The Italian says his approach is to treat people equally, whether they’re presidents or his gardener. “It’s my style, take it or leave it. I am not able to have a mask in front of me”.
“People who aren’t smart believe there is only one way to grow the business you are in charge of. I have shown that I can be the same here, in this chair, and if you come with me on vacation with my family, with my friends. . . I don’t change.
Born in Imola, home of the circuit where Brazilian three-time F1 world champion Ayrton Senna died in a fatal crash in 1994, Domenicali began his career at Scuderia Ferrari and later watched German driver Michael Schumacher dominate the championship in the early 2000s.
“I learned the fact that you can’t do anything by yourself; you have to have a good team, the strongest team ever, actually,” he says of his time at Ferrari.
In 2014, he sat out three races into the season after Ferrari’s track performance slumped. “I’m not afraid to take responsibility when I think it’s right to do certain things,” he says. “I started the job after university, so you can imagine it wasn’t easy, but you have to be rational.”
He worked at Volkswagen’s Audi marque – where the diesel emissions scandal hampered a potential F1 entry – and then joined Lamborghini.
As F1 chief executive, he helped convince Audi to return in time for 2026, when new power units come into play, which will be more efficient and use more sustainable fuel.
A greater test of his persuasive abilities came in March 2022 ahead of the second Arabian Grand Prix in Jeddah.
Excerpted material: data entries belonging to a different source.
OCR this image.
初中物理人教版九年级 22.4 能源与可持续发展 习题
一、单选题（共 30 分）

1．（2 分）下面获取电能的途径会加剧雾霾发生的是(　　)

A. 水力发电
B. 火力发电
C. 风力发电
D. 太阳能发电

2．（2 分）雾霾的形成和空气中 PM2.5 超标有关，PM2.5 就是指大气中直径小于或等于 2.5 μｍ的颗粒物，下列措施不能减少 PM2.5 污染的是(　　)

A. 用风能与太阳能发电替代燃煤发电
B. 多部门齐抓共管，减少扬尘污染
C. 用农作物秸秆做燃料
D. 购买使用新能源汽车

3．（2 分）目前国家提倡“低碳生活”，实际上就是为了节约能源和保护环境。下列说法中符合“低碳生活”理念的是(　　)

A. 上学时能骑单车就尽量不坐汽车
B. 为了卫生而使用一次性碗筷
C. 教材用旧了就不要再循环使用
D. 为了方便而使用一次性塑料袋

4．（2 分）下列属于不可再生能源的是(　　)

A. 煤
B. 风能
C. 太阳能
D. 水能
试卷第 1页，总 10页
When a Houthi missile strike hit a Saudi Aramco oil storage facility during race buildup, smoke billowing into the air was visible from the circuit. Frightened, the riders debated whether to race or not.
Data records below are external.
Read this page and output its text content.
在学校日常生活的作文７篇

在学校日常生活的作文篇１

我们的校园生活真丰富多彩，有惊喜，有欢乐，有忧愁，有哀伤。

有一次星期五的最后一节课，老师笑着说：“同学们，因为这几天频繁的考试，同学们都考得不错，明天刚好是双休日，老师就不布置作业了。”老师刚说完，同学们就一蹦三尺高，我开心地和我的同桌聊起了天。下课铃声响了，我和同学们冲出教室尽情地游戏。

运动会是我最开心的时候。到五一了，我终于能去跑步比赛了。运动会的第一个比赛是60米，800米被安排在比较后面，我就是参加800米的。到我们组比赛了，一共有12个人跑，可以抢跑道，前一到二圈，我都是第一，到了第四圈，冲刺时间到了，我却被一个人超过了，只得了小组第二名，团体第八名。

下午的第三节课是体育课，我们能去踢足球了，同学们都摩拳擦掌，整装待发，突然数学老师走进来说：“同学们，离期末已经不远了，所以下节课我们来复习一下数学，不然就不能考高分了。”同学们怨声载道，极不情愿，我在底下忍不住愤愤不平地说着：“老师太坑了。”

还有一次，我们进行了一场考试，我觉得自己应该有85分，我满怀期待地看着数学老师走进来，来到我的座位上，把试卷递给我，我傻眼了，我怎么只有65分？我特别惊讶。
“Seeing such an amazing, dark mushroom of smoke 12 miles from where you are is emotionally quite strong,” says Domenicali.
The stakes were high. Despite criticism from human rights groups, Saudi Arabia has become a major market for F1, crucial to Liberty Media’s expansion in the Middle East. State-owned Saudi Aramco is among the global partners of F1, the top tier of sponsorship in the sport, while teams such as Aston Martin and McLaren rely on Saudi sponsors.
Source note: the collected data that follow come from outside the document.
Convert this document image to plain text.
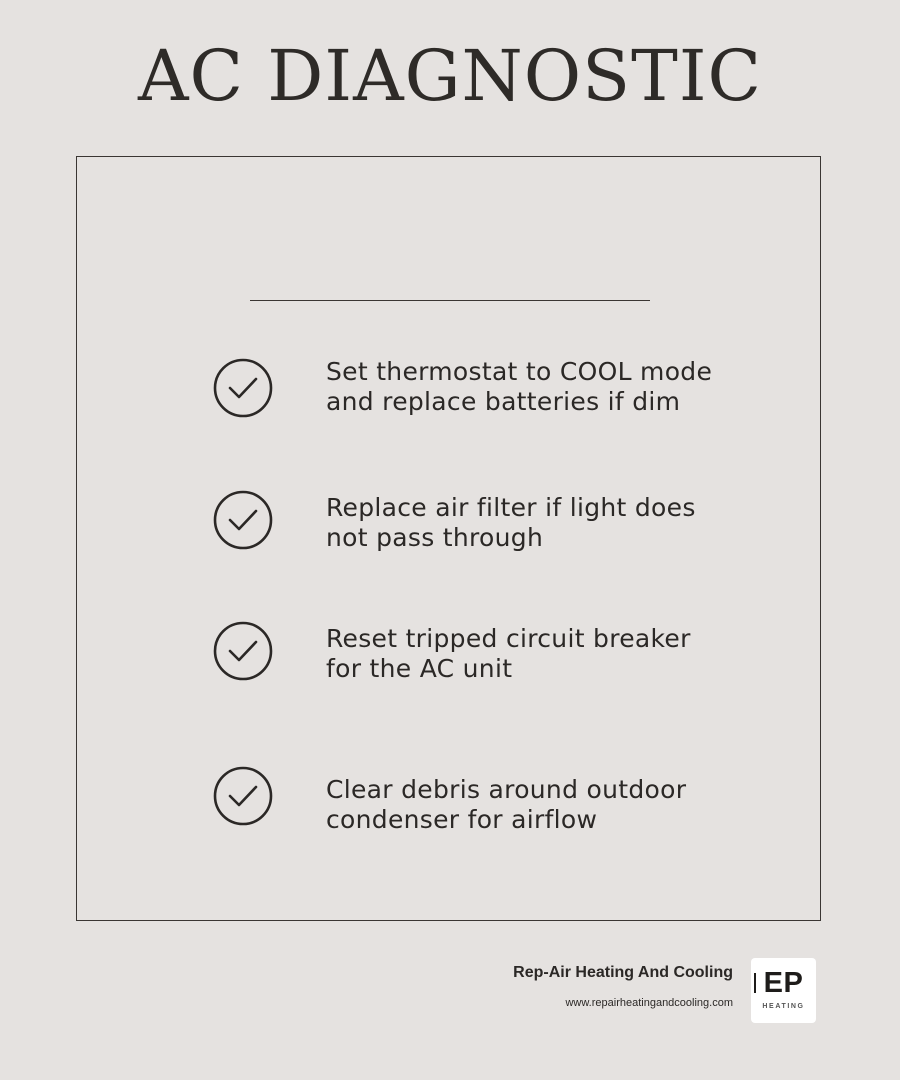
AC DIAGNOSTIC
Set thermostat to COOL mode
and replace batteries if dim
Replace air filter if light does
not pass through
Reset tripped circuit breaker
for the AC unit
Clear debris around outdoor
condenser for airflow
Rep-Air Heating And Cooling
www.repairheatingandcooling.com
EP
HEATING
What was already “a difficult moment” was amplified by social media, says Domenicali. The race went ahead after night meetings with the riders in which Domenicali conveyed assurances from the local authorities and explained the safety measures in place.
“If you follow the emotion, you will most likely go in the wrong direction,” she says. “Leading by example means I was there. If I was the first to be concerned, I’m not stupid enough to walk away from there. . . and say, “I go and you stay.” Everyone understood and trusted us.”
More recently, expansion in Saudi Arabia has led to speculation that the oil-rich Gulf state’s sovereign wealth fund would be keen to acquire F1.
A Bloomberg News report in January that F1 had attracted interest for a takeover by the Saudi Public Investment Fund prompted a firm response from FIA President Mohammed Ben Sulayem. He tweeted that the governing body was being “cautious” about the “allegedly inflated price tag” of $20 billion, including debt, and warned that any suitor should bring more than “just a lot of cash.”
F1 and Liberty Media have agreed not to respond publicly, but in a letter to the FIA president which was leaked to the media, they warned his comments “crossed the bounds of both the FIA’s mandate and its contractual rights” and that the FIA “could be liable” if the president’s tweets “damage the value of Liberty Media.”
Ben Sulayem subsequently stepped back from day-to-day involvement in F1.
“If you want to do something, you don’t have to shout or announce,” Domenicali says of his attempt to settle the matter privately, “and do what’s in the best interest of the company you’re in charge of, as simple as that. Everyone is different, but this is me.